Financial planning pioneer Harold Evensky has merged his firm with one owned by a former pupil, creating a South Florida wealth management firm with $1.9 billion under management.

The union of Foldes Financial Management of Miami and Evensky & Katz Wealth Management of Coral Gables, Fla., comes 18 years after founder Steven Foldes set out on his own after being mentored by Evensky. The new firm created by the merger will be the largest independent RIA in southern Florida.

“I left with $25 million to $30 million in assets under management and I’m returning with $600 million,” said Foldes, who has grown to become an influential voice in the planning community in his own right. “Harold should be proud of what he has created.”

The merger was completed 1 a.m. Tuesday, about a year and a half after the two parties started discussing the idea, according to those involved in the deal.

The merged firm goes by the name E&K-FFM and will be housed entirely in Evensky’s office in Coral Gables, according to Mark Hurley, who acted as one of the architects of the deal as CEO of Fiduciary Network LLC, a shareholder in Evensky & Katz.

As the largest independent, fee-only financial advisory firm in South Florida with $1.9 billion in assets, Hurley says the firm is positioned to become a major player in that market. Indeed, it remains something of an oddity that there are not more large RIA firms in the state of Florida, where there is a great deal of wealth due to its status as a retirement haven.

Evensky, a nationally prominent advisor who is active in the industry as both a speaker and author, runs the business with his wife, Deena Katz.

The new firm has 23 employees and about 10 partners, according to Hurley. There were no layoffs as a result of the move, he added.

“This is a merger where the firms know each other well from day one,” Hurley said. “You couldn’t find something better in terms of having people who need the least amount of adjustment, from the client’s perspective.”

Under the terms of the merger, Evensky is chairman of the firm and Foldes is vice chairman, Hurley said. Evensky could not be reached for comment.

"Their plan is to build the business," Hurley said.

The firms serve a similar type of clientele—professionals, business owners, corporate executives and other high-net-worth individuals with between $1 million and $15 million, according to Foldes.

It’s a client base that has a strong need for retirement planning, which is a strong focus of both firms, he added.

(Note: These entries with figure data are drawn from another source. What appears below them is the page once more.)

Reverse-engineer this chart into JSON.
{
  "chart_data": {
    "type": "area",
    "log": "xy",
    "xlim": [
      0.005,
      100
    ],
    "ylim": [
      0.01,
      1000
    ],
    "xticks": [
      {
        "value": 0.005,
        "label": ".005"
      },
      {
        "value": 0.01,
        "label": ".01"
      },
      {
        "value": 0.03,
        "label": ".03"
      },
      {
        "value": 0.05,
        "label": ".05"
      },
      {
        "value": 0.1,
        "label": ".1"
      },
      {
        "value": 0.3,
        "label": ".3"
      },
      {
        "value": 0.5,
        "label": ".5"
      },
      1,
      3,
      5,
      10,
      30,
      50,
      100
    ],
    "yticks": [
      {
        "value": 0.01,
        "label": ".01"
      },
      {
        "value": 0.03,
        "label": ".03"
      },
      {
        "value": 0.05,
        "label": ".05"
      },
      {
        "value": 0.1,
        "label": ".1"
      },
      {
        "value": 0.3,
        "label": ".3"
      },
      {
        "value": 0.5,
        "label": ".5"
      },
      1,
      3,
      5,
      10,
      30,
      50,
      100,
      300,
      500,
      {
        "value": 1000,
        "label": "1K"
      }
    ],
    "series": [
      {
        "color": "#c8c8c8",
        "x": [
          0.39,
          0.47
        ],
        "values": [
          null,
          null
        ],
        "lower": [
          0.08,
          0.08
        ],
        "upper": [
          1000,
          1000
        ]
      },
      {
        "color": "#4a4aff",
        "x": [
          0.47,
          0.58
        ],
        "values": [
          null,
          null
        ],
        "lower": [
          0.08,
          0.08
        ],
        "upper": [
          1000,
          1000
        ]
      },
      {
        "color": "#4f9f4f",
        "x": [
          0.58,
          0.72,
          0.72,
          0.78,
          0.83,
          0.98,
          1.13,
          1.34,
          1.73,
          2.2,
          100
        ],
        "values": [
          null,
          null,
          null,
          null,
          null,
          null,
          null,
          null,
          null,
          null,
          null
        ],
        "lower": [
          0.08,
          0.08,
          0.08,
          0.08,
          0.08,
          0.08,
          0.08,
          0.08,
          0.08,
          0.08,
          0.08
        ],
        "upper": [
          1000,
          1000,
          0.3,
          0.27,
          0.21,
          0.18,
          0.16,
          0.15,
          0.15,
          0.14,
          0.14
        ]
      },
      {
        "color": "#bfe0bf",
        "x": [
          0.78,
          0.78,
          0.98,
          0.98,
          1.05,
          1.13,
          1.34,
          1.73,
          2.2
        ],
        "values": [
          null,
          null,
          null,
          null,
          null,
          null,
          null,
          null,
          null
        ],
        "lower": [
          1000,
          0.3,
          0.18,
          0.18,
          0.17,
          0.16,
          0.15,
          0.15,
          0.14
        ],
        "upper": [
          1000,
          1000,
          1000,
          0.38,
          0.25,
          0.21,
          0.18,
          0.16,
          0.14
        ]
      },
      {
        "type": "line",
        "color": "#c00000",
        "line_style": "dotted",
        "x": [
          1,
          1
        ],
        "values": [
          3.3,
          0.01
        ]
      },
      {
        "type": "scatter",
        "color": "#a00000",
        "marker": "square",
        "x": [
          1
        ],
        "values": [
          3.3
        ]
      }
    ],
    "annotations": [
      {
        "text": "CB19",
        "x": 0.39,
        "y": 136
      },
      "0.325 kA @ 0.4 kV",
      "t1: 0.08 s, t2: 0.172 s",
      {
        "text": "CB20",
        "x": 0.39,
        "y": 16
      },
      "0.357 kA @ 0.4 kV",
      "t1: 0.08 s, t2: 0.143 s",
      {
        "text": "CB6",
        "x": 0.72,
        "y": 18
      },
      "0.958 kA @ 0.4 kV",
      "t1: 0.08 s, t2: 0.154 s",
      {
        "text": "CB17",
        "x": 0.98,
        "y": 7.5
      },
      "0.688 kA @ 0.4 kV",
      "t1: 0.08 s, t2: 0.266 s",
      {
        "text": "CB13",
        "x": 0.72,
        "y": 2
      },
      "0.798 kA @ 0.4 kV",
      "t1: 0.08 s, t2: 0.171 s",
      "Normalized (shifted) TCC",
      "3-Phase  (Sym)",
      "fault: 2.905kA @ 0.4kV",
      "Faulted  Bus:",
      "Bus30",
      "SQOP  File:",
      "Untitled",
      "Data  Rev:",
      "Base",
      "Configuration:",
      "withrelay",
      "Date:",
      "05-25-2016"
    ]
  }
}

“If you asked what are the areas we focus in on, retirement would be first and foremost,” he said. “The second area would be educational planning--working with clients as it relates to funding kids’ educations.”

Mentor, Pupil Reunite

Foldes described the deal as one of those “full-circle” moments in life, reuniting him with someone he first met nearly 30 years ago as a 36-year-old from Hazleton, Pa., who had moved to Miami after making a fortune from the sale of his family’s footwear business.

At the time, financial advisors were a rare breed, Foldes notes, and he was just looking for someone he could trust to help him make wise use of the millions he made through the sale of “Jelly” shoe sandals—a hot fashion item in the 1980s.

That’s when he hit upon Evensky, who even back then was carving out a reputation as an advisor who focused on clients’ interests, he said. “He had an immaculate reputation in the community when I checked him out,” Foldes said. “He had all the things you look for in a trusted advisor.”

The two got along so well that Evensky offered Foldes--who was both a trained lawyer and businessman--a job as a CFP-in-training five years later. Foldes accepted the offer and learned the advisory business under Evensky’s tutelage, until he left in 1996 to start his own firm. “I’m an entrepreneur at heart,” he said.

Foldes, who owned 100 percent of the firm before the merger, said the merger grew out of his need to find reliable partners--something essential to give his clients assurance that the operation would continue if Foldes were unable to perform his duties.

That security has been achieved through the merger, he said, along with his desire to keep his staff intact and maintain the firm’s fee-only, fiduciary standards.

“The real issue was, is there an existing infrastructure that can handle the large number of clients we have?” said Foldes, whose firm had about 450 clients before the merger.

On his own time, Foldes is a star tennis player who has won senior tournaments in Dade County, the state of Florida as well as in Chile and Argentina.